Go forth and read! You’ll laugh, you’ll cry, and maybe — just maybe — you’ll feel connected with everyone else who put something of themselves into this incredible book.

Information Literacy and You: Part 2

Information overload is what we are trying to avoid, and by growing up with digital experiences, you are well on your way to interpreting the right information from the wrong or misleading.

Information literacy can be paired with Visual literacy skills. It is part of a process called Paratextual reading. Paratextual means accompanying the text with other forms of literacy, or texts. For instance, a mixed media approach to books could be aligning renditions of Pride and Prejudice and Zombies graphic novel with the original novel format.

Relatable Content

Paratextual reading is about utilising any known facet of literature, or media and comparing and analysing the information together. It is about relatable themes, pulling out the best bits of each work (whether a music video, podcast or book) and integrating that relatable content with the thing you’re writing about now.

It’s about relatable themes, pulling out the best bits of each work

An example is a book review about Jane Austen’s Pride & Prejudice. Most of you know the story before, and in your book review or report you can relate the content of the book with the movie adaption featuring Kiera Knightley (2005) for instance. Or using the beloved BBC TV series adaptation featuring the extremely likeable Colin Firth as Mr. Darcy. Or in fact, you can cross-reference the adaptation Pride and Prejudice and Zombies book (all of these items are in the library FYI).

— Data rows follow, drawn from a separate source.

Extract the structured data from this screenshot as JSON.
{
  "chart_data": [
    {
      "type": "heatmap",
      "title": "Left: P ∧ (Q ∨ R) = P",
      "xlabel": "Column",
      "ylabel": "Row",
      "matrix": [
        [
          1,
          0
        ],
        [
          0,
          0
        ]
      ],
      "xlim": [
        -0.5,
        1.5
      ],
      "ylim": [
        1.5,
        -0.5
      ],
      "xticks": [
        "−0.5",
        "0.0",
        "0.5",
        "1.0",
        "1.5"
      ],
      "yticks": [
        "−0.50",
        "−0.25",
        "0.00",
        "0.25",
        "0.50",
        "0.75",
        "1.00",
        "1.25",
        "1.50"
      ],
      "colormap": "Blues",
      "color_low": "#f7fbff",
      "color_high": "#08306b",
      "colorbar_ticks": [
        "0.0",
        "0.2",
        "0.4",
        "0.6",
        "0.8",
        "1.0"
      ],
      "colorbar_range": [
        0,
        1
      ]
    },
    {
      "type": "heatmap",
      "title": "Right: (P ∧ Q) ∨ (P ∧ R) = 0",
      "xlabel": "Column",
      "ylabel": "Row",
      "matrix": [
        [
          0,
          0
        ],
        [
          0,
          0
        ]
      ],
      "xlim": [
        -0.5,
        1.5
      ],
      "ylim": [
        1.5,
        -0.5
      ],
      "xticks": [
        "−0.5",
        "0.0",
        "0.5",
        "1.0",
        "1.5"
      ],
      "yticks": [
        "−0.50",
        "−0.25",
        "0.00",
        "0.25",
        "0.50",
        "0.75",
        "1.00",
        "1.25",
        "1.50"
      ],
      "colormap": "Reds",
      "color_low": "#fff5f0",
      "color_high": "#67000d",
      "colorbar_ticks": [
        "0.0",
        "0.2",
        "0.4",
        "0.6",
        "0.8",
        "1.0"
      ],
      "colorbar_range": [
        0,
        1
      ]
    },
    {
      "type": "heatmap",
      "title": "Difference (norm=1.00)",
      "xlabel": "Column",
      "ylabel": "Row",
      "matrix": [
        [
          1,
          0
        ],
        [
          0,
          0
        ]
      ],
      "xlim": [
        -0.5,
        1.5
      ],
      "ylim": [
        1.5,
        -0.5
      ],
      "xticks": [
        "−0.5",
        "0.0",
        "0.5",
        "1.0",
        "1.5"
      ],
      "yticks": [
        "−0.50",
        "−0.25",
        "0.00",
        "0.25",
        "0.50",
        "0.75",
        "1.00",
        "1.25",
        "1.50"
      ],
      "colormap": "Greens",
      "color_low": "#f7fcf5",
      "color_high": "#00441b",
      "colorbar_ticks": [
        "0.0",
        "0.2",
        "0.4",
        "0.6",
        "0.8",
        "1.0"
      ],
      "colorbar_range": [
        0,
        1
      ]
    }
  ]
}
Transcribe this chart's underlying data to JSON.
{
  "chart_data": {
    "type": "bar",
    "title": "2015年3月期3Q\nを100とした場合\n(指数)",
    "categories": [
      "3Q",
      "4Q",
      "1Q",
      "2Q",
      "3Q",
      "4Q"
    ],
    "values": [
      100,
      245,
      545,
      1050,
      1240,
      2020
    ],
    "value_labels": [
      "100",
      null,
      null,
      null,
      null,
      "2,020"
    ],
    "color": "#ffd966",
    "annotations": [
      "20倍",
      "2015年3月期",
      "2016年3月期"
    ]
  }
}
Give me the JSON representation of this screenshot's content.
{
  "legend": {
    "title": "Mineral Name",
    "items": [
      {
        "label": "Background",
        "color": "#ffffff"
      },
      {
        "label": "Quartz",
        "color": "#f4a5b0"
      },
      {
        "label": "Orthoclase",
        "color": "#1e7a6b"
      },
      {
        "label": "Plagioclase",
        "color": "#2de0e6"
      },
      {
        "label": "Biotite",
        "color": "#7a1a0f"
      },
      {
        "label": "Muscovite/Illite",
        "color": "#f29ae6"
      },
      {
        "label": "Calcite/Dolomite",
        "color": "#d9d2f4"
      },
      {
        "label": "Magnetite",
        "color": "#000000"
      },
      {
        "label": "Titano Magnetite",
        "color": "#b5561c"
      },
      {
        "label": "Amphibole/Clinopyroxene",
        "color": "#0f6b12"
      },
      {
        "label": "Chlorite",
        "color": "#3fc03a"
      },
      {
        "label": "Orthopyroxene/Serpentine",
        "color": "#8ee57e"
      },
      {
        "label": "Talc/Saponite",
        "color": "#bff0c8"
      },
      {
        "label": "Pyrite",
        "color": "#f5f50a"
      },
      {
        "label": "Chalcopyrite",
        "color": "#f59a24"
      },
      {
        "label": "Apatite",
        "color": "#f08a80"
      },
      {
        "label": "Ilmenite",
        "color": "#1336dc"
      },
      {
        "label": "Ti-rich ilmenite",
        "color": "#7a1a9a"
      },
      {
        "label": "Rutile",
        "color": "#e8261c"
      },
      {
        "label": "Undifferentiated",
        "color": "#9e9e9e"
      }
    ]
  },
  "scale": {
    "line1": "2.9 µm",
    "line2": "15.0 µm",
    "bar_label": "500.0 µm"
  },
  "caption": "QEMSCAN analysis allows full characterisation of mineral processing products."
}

But what about visual literacy?

Yes, this too can be intertwined in information literacy skills. Mixed media approaches to understanding information are key to any scholarly report, or school subject. Being critical of graphic and illustrative examples of works is a great way to show breadth and depth of understanding. It also highlights the critical nature of understanding texts. Film critics rely heavily on these skills to understand the emotion of a film, its historical accuracy and the music which ties in the ultimate rendition of the text being portrayed. It can really make or break a film as to the message it is trying to convey through story-telling.

Visual literacy is about reading, with your senses – mostly your eyes, it is the visual clues within a text (be it video, book or game) that allows you to pick up on the right information and to interpret the results appropriately. It conveys the message of the text, and can be instrumental in ordering how you understand a text and how you use a text.

It is the visual clues within a text that allows you to pick up on the right information

This includes the colour of the book, its font, the illustrations used or not used, and the layout of the text – even across movies, these factors determine your understanding and comprehension. It allows us to be lulled into a false impression of the information it contains, by being advertised as wholesome or eye-catching. Some colours represent shock and awe, such as most military books, or lighter tones for cooking books. This breathes an intimacy of trust to a text and it helps you determine what is trustworthy information and where it is to be avoided.

Read (and watch) more

Test out your newfound visual and paratextual literacy skills today with the complete Pride and Prejudice Info Lit Bundle™ below:

Pride and prejudice / Austen, Jane

The OG classic in all its glory.


Pride & prejudice (2005)

Let your visual exploration of this text begin here. Keira Knightley and Matthew MacFadyen await!


Pride and prejudice (1995)

The famous BBC adaptation. Look Colin Firth in the eyes and tell him you aren’t going to watch it. Can’t do it? Yeah. We thought so.


Pride and prejudice and zombies : the classic Regency romance — now with ultraviolent zombie mayhem / Grahame-Smith, Seth

I mean it pretty much does what it says on the tin.